Les producteurs de lait ont maintenu la pression mercredi, principalement en Bretagne, Pays de Loire, Alsace et à Paris, pour protester contre l’effondrement des cours, bloquant les collectes ou menant des opérations dans les hypermarchés, accusés de dégager des marges substantielles.

A Paris, une centaine de producteurs ont manifesté à l’appel des Jeunes Agriculteurs (JA) devant le siège de Sodiaal, premier groupe coopératif laitier français puis, dans l’après-midi, devant celui de Danone, pour protester contre la baisse des prix, a constaté un journaliste de l’AFP.

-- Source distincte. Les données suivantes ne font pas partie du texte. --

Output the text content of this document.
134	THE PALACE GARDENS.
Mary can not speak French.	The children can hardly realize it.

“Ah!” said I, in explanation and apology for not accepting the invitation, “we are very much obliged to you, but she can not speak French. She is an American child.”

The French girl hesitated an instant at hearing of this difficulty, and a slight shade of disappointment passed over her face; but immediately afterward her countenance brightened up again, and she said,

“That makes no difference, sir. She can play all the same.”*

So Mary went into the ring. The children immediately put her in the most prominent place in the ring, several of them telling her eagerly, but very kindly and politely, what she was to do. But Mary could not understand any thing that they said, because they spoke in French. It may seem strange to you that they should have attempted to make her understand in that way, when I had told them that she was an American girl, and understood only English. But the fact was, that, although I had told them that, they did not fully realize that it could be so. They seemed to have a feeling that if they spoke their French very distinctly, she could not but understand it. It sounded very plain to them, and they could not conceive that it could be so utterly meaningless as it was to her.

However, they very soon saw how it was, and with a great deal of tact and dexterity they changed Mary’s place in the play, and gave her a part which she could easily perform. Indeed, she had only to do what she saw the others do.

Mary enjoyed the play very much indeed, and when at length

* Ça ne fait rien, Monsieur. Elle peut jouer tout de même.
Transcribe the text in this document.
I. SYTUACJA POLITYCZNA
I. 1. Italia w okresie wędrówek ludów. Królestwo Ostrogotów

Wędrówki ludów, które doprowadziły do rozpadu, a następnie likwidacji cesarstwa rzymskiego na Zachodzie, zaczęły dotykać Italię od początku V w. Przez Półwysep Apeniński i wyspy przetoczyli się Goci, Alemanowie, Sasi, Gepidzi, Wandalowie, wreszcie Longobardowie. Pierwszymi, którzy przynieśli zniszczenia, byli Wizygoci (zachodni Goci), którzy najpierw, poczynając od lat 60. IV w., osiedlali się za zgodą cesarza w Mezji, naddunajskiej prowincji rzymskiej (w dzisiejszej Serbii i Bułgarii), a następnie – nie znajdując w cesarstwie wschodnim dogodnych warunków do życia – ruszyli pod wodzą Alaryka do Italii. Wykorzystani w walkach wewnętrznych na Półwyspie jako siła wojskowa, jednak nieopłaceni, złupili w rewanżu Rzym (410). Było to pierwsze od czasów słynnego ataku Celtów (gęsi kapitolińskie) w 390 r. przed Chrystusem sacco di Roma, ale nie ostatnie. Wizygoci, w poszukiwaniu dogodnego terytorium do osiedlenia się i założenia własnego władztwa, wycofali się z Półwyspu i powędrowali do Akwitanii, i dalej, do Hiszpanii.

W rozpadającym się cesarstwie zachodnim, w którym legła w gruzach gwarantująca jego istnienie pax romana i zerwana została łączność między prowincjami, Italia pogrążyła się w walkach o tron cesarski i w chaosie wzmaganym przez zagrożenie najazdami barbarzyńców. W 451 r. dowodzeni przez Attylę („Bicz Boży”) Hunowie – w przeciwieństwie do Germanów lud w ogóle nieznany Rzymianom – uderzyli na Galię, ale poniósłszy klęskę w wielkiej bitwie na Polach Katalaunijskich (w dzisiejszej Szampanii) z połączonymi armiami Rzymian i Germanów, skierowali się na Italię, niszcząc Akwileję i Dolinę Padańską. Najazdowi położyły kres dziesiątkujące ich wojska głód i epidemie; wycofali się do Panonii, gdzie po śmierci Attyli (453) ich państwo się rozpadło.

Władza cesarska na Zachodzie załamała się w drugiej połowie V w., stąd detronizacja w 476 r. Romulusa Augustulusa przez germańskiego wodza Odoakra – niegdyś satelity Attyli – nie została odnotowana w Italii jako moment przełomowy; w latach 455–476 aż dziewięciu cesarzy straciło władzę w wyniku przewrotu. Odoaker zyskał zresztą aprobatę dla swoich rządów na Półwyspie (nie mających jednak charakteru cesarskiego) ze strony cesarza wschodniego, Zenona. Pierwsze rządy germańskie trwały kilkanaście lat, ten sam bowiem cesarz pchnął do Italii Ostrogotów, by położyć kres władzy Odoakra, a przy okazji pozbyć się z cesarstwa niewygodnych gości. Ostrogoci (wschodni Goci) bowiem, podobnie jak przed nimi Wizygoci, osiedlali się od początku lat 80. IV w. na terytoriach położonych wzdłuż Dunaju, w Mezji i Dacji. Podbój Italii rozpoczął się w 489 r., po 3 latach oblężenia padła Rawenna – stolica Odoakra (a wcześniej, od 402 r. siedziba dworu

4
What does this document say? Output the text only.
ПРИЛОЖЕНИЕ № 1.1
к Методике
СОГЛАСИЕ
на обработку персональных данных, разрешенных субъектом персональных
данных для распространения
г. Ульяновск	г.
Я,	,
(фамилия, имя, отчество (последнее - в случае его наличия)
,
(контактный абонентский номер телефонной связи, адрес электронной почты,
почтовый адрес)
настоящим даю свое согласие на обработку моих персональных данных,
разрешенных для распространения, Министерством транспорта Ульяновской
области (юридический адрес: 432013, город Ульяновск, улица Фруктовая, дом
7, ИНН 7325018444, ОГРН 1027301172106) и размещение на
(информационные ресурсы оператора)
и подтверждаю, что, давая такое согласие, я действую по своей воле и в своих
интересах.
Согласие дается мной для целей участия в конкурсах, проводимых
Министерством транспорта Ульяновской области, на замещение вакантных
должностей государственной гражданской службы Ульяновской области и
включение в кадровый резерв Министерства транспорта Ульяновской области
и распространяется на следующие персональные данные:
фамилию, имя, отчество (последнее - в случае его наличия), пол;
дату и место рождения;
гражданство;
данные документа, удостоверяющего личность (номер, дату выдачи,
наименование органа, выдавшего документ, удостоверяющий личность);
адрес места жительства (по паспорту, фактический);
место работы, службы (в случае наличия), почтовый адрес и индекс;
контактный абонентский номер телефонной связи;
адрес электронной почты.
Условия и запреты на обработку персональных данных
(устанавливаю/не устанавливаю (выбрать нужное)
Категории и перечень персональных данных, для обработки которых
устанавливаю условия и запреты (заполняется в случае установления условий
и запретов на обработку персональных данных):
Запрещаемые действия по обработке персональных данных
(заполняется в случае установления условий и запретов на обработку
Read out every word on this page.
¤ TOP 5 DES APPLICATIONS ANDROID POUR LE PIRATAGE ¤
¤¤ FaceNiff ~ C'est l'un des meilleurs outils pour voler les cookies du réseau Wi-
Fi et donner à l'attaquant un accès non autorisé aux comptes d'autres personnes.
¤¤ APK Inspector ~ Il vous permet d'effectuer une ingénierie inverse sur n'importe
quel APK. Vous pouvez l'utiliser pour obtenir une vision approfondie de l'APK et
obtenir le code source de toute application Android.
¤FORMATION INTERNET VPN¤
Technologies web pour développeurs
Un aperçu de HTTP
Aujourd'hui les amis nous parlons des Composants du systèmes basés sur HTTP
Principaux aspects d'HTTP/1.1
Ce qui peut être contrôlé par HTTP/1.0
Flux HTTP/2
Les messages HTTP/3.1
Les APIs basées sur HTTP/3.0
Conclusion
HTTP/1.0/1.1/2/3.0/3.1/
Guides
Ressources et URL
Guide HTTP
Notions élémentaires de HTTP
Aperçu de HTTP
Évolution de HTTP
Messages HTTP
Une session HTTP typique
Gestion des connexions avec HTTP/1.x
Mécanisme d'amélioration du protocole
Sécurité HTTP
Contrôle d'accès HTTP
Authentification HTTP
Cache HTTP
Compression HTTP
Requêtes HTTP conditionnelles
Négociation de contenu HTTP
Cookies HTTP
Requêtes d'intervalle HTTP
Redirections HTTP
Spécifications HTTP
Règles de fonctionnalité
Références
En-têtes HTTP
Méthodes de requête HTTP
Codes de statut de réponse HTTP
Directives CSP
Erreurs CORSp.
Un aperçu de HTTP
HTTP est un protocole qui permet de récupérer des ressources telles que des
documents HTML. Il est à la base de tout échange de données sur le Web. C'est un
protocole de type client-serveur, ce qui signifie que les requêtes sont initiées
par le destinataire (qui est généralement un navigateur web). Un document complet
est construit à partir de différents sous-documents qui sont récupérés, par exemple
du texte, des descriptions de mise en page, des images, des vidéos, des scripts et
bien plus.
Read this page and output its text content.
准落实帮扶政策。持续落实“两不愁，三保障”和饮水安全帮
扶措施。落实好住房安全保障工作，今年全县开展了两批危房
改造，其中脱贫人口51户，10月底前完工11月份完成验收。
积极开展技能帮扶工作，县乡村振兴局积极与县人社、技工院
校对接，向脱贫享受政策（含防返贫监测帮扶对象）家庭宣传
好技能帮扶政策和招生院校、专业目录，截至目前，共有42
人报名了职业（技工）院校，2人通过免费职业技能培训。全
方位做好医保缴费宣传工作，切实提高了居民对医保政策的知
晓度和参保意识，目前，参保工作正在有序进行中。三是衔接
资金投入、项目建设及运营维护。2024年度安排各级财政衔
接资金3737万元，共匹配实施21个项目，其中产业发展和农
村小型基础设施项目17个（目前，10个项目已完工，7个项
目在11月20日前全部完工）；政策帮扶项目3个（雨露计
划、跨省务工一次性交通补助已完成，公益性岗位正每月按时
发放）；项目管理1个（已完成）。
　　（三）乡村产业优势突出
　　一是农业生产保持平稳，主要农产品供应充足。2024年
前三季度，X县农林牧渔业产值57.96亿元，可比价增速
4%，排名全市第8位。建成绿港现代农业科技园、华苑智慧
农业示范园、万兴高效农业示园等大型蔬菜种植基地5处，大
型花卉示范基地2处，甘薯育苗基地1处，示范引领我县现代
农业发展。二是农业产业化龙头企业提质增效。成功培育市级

La collecte de lait était totalement arrêtée dans plusieurs départements bretons et des Pays de Loire, a résumé en soirée Laurent Bousses, animateur de la section lait de la FRSEA de l’Ouest.

Et le blocage de camions qui collectent le lait dans les fermes devrait se poursuivre “de façon plus sporadique” pendant le week-end, avant de reprendre lundi, a-t-il expliqué à l’AFP.

En Maine-et-Loire, les producteurs de lait continuaient notamment de bloquer la laiterie Tessier (groupe Bongrain) à Cornillé-les-Caves, à l’est d’Angers, depuis lundi. La direction a obtenu en référé une demande d’évacuation.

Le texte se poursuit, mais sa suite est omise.